Survivors of Sandy push toward normalcy, search for the missing

(CNN) -- Sandy's grim death toll mounted Thursday, November 1st as survivors struggled to regain a semblance of the normalcy that the storm swept away this week when it struck the Northeast.

The storm was blamed for the deaths of 157 people -- at least 88 of them in the United States, two in Canada and 67 in the Caribbean.

The bodies of two children were found Thursday. The boys, ages 2 and 4, had been riding with their mother on Staten Island when the storm surge swamped their SUV, authorities said.

They were found Thursday morning "maybe a block or two from where (their mother) lost them," Borough President James Molinaro said.

Boats were beached on front yards in the Staten Island neighborhood of Great Kills. Several people were missing.

Sandy claimed at least 37 lives in New York City, Mayor Michael Bloomberg told reporters Thursday.

While some mourned, others focused on the struggle facing the living -- as authorities in nine states worked to restore basic services such as public transit and electricity.

In New York City, nearly 500,000 customers were without power. In Manhattan, many of the 220,000 customers without electricity were south of Midtown's 34th Street. Parts of Queens and Staten Island also had no electricity Thursday. "Restoring power will take a lot of time," the mayor said.

Gov. Andrew Cuomo, in a letter to utilities, warned of consequences if authorities discover that they failed to prepare properly. "Under such circumstances, I would direct the Public Service Commission to commence a proceeding to revoke your certificates," he wrote.

That message was not lost on its intended targets. "We're doing our damnedest to get our power back as quickly as possible," said John Miksad, senior vice president of electric operations at Con Ed.

New York's vast transit network remains hobbled. The Metropolitan Transit Authority said 14 of the city's 23 subway lines were running and a flotilla of 4,000 buses was attempting to take up the slack. For some, Thursday's commute into Manhattan from the outer boroughs took five hours.

Bloomberg predicted that would ease as tunnels are cleared of water, power is restored to subway lines and ferries resume service.

Getting water out of the tunnels is "one of the main orders of business right now," Cuomo said.

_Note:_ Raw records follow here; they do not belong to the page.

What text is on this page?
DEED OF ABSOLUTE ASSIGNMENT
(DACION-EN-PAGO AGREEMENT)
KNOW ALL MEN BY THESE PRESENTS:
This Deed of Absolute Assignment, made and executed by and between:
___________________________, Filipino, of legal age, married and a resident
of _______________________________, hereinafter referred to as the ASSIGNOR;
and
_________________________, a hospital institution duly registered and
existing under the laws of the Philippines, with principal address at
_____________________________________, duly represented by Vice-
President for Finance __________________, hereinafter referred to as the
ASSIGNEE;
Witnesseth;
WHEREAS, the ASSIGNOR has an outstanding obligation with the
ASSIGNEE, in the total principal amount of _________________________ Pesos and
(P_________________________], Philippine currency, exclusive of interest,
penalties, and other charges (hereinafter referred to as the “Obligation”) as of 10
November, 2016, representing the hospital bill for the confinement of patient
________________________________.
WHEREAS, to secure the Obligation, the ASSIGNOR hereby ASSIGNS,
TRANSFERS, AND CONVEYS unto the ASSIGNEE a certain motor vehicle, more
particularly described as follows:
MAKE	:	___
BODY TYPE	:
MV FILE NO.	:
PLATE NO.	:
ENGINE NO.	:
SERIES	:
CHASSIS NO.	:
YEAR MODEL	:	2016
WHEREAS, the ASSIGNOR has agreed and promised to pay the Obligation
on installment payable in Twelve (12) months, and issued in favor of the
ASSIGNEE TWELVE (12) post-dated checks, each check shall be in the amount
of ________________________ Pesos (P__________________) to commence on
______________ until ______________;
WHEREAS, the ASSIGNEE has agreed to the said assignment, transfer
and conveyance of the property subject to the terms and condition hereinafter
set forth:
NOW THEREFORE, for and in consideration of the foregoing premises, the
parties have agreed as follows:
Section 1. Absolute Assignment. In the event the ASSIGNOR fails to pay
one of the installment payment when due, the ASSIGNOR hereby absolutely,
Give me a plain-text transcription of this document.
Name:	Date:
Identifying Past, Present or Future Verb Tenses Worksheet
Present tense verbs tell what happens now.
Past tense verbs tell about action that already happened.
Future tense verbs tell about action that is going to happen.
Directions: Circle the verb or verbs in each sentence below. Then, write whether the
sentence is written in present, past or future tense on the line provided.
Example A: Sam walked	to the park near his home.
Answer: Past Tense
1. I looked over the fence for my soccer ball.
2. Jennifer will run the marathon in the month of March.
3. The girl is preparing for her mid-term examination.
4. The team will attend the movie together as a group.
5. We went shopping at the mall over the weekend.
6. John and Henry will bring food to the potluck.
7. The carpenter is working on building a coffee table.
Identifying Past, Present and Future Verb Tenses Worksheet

But Broadway theaters reopened Thursday, and organizers vowed to hold the New York City Marathon as scheduled on Sunday. Event organizer Mary Wittenberg said the race wouldn't divert resources from the recovery.

Three days after Sandy barreled ashore in southern New Jersey, search-and-rescue crews were going door-to-door in some neighborhoods looking for people, particularly the elderly, who may have been stranded by the power outages, the debris and remaining floodwater.

Sandy killed at least six people in New Jersey, said Gov. Chris Christie, who had warned people in low-lying areas to evacuate.

Many survivors still need basic supplies.

Christie asked for patience as crews worked to restore electricity to more than 2 million power company customers.

The federal government shipped one million meals Thursday to New York, where National Guard troops were distributing them to people in need, Cuomo told reporters.

The storm dumped up to three feet of snow in West Virginia and Maryland, leaving thousands without power.

Nearly 3.5 million customers across the eastern United States were still in the dark Thursday, down from nearly 8 million in its immediate aftermath.

By early Thursday, Sandy's remnants had headed into Canada.